I'm also curious since the flowkooler raises block coolant pressure, do I need to consider changing my radiator cap? I'm running the 16-lb cap right now.
 
Thank-you for this. I'm changing my thinking and constantly learning and trying to improve my car. I've been running the 6-blade impeller Milodon HV pump for a few years now, but not driving more than 2000 miles per year. I've been generally happy with it. However, a few months ago I got into my first long term stop and go traffic for 45 min in gridlock trying to turn off to the race track for wednesday night drags. My car normally runs at 185-190F around town stop lights, freeway, etc. This is the first true test since I've had my big block 451 with mild cam and although I upsized my rad to a 26" 2 row Griffin aluminum, after the first 20 min stopped at idle my engine temp crept up to 230 on my aftermarket mechanical gauge. It's never been that hot. I got nervous 10 min later and pulled off onto the shoulder and shut it down and opened the hood. Probably the worst thing I could have done as it then heat soaked and when I started it back up 15 min later, in short order it crept up to 250F. Luckily it was only at that temp 5-6 min and I got to the turn off, passed the track entrance and after blasting 1/2 mile down the road the air at speed brought engine temp down to the normal 185F.

This got me thinking though - the 26" rad is working fine with stock shroud, foam core between rad support and rad and fixed 7-blade fan spaced 1/2 in 1/2 out of shroud, but at a stop, I didn't realize maybe my water pump is not keeping up. I just ordered a flowkooler to see if it improves things. Since that moves more fluid, I went with the recommended high flow Milodon 180F t-stat. What about pulley size? What is the smaller pulley for our big blocks? I have one that's over 7". I don't know the diameter of the smaller one and if I should be using it.

I'm also curious since the flowkooler raises block coolant pressure, do I need to consider changing my radiator cap? I'm running the 16-lb cap right now.
I can't answer your question about the cap pressure. Maybe call Flow Kooler. My pullies were installed by the previous owner. I don't know what size they are or what stick sizes are supposed to be.
 
thanks for finding that so quick. That does look smaller and indicates for big block with A/C. I did not know Mancini offered these.
 
Be aware that greater number of fins generally equates to faster coolant flow which actually does not always equal better cooling. The 6 fin pump setup works well because it gives the coolant more time in the radiator so heat can be drawn out. If you look at stock big block pumps specified by Chrysler that is why the big block pumps had the lower fin count.

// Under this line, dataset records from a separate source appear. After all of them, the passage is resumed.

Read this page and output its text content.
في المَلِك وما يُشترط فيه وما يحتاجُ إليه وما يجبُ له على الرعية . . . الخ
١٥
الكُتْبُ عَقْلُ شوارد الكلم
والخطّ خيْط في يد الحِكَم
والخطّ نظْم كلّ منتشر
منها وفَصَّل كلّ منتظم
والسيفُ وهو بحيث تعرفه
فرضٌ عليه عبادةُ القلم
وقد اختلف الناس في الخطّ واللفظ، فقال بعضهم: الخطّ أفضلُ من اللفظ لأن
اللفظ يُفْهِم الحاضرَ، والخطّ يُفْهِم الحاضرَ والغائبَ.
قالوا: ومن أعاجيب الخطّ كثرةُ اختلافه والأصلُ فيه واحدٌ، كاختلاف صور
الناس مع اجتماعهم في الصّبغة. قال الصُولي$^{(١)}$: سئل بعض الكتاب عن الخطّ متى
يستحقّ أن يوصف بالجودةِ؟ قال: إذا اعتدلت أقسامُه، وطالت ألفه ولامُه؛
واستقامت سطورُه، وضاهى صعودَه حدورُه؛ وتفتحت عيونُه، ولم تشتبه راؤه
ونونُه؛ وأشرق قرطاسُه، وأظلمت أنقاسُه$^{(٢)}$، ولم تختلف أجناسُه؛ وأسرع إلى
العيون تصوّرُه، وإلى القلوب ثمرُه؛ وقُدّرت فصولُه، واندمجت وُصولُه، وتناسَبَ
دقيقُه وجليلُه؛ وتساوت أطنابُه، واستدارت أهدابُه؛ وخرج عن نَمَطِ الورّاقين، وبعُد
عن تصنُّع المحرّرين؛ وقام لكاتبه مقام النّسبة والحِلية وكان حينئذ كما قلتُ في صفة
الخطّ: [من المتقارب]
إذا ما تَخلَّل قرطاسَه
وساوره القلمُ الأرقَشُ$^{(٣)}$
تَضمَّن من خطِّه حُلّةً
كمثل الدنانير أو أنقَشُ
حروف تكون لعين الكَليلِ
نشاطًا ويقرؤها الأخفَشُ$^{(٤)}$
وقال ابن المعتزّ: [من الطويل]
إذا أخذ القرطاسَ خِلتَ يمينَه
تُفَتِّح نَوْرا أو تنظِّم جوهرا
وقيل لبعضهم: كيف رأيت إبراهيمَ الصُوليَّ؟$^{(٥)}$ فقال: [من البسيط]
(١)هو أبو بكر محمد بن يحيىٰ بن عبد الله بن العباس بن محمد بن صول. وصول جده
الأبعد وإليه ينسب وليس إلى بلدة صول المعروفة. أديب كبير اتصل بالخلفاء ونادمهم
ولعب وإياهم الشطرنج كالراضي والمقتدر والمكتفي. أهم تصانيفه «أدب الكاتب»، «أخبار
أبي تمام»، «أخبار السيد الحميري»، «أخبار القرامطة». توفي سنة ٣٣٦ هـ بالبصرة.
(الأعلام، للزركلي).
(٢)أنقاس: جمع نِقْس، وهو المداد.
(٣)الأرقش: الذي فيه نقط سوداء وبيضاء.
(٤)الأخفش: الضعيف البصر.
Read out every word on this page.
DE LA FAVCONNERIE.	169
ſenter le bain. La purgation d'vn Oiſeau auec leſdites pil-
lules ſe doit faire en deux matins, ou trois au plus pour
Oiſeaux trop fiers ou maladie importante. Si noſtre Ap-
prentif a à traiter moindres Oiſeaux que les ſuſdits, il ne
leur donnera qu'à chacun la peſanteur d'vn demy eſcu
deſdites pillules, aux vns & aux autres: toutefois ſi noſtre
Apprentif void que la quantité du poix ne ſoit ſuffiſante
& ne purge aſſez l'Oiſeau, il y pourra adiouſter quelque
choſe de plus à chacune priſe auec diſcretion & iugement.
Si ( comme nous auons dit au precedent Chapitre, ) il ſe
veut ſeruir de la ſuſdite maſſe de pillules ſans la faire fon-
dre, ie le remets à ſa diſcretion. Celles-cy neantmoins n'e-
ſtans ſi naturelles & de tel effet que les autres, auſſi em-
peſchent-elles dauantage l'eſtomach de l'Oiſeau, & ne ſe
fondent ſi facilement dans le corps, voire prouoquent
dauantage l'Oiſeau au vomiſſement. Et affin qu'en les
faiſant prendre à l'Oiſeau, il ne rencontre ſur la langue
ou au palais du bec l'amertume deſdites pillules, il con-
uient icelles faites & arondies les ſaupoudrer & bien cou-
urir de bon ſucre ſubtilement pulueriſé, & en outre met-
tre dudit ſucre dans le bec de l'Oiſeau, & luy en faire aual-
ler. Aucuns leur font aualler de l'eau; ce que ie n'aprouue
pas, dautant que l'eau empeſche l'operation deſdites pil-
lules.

I disagree with my older post here and provide details on that in post # 24 from this year. I've learned this was old thinking and in general, a relative faster coolant flow can be better.
 
Some educational info here that I never knew. Having said that, my experience with over heating reared its ugly head in my 70 440 six pack Challenger. I had the big Glen Ray 26" radiator with shroud and 7 blade thermo fan but it overheated in stop and go traffic with the stock 6 fin pump but I also had a March Performance serpentine belt and pulleys on it which is an underdrive system and spins the water pump slower. I tried the water wetter additive and a few different thermostats and none of them helped much. I had the heater blower on high roasting my feet on more than one occasion trying to keep it from boiling. When I finally upgraded to the FlowKooler pump, things got much better. I'm not saying if I had the information in post 16 from the git-go I would have had better luck fixing my issue but it would have helped me understand why.